St-Jean: tollé au défilé

Le fait de travailler au Rockfest à Montebello pendant une fin de semaine est un moment particulier pour moi parce que c’est l’une des rares périodes de l’année où je suis coupé du monde pendant trois jours. Pas de journaux, pas d’internet et, par conséquent, pas de médias sociaux. À mon retour, je constate que nous sommes dans une sorte d’après-tollé au sujet d’un élément controversé du défilé de la St-Jean à Montréal. Le défilé, pour ceux qui étaient dans la même situation que moi ou qui ont passé du temps en vacances dans une caverne, comprenait Annie Villeneuve, chanteuse blanche, qui chantait sur un chariot poussé par de jeunes joueurs de football noirs vêtus d’habits beiges. L’image en a choqué plusieurs.

Les diverses discussions qui ont suivi sont typiques de 2017. À en croire ceux qui étaient là, ce fut un véritable bombardement sur les médias sociaux (je le dis ainsi parce qu’encore une fois, je n’y étais pas). Ensuite, après qu’une partie de la poussière soit retombée, on voit deux points de vue ressortir. D’un côté, nous avons ceux qui persistent à dire que le tout était problématique. De l’autre, nous avons ceux qui présentent l’affaire comme une tempête dans un verre d’eau symptomatique de notre époque, où les réseaux sociaux servent de foutoir à premières impressions irréfléchies.

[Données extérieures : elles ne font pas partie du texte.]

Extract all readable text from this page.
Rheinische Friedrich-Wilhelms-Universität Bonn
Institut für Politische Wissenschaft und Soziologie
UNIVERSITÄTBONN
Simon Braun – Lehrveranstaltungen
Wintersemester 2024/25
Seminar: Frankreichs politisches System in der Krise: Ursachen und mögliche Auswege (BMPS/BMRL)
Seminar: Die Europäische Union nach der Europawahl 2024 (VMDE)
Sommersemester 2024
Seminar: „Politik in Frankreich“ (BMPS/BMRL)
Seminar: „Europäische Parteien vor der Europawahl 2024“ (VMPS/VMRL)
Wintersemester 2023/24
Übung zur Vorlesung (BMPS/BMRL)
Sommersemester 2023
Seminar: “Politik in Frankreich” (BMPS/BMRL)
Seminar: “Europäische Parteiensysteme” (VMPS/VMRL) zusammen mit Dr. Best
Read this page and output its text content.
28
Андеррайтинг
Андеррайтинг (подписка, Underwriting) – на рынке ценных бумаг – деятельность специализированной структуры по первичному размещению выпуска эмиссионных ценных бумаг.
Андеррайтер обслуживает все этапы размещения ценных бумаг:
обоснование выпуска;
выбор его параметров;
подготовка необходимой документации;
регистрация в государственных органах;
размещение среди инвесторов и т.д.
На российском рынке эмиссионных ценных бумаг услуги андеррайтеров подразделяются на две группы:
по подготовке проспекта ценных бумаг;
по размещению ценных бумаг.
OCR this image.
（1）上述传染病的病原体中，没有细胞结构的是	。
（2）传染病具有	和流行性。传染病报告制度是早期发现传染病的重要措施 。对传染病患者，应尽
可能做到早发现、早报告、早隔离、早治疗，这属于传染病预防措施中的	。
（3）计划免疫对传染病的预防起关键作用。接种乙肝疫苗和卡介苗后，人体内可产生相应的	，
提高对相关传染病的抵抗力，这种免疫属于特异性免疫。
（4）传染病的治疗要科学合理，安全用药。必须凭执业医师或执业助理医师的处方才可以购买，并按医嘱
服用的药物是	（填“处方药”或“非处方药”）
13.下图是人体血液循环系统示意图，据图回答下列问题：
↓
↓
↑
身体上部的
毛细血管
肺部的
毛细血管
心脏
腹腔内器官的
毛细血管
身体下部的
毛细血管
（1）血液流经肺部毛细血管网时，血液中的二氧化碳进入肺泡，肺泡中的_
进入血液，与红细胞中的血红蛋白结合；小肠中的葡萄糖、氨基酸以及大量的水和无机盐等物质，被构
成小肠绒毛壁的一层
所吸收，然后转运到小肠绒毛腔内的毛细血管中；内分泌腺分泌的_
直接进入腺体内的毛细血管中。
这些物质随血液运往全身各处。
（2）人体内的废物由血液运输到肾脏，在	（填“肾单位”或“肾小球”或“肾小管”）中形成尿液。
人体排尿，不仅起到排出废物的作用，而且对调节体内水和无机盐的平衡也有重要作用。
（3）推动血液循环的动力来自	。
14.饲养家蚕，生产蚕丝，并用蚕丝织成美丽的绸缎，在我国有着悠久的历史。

Une mise au point s’impose, je crois. Sommes-nous en présence d’une tempête dans un verre d’eau? Non, ou du moins, pas complètement.

Qu’on utilise le bon vieux dicton voulant que le chemin de l’enfer est pavé de bonnes intentions ou qu’on dise simplement que la valeur d’une action doit être évaluée non seulement en fontion de l’intention initiale mais aussi de son impact, il n’en demeure pas moins que le résultat n’était pas reluisant. On attache peut-être trop d’importance aux symboles, mais reste que celui-là était fort. Je réitère ce que bien d’autres ont déjà dit: personne n’accuse les organisateurs d’être racistes. Par contre, l’examen de l’intention, que Mario Girard de La Presse décrit de façon un peu simpliste comme le fait “d’aller au fond des choses”, ne saurait complètement exonérer les organisateurs de ce qui s’est passé.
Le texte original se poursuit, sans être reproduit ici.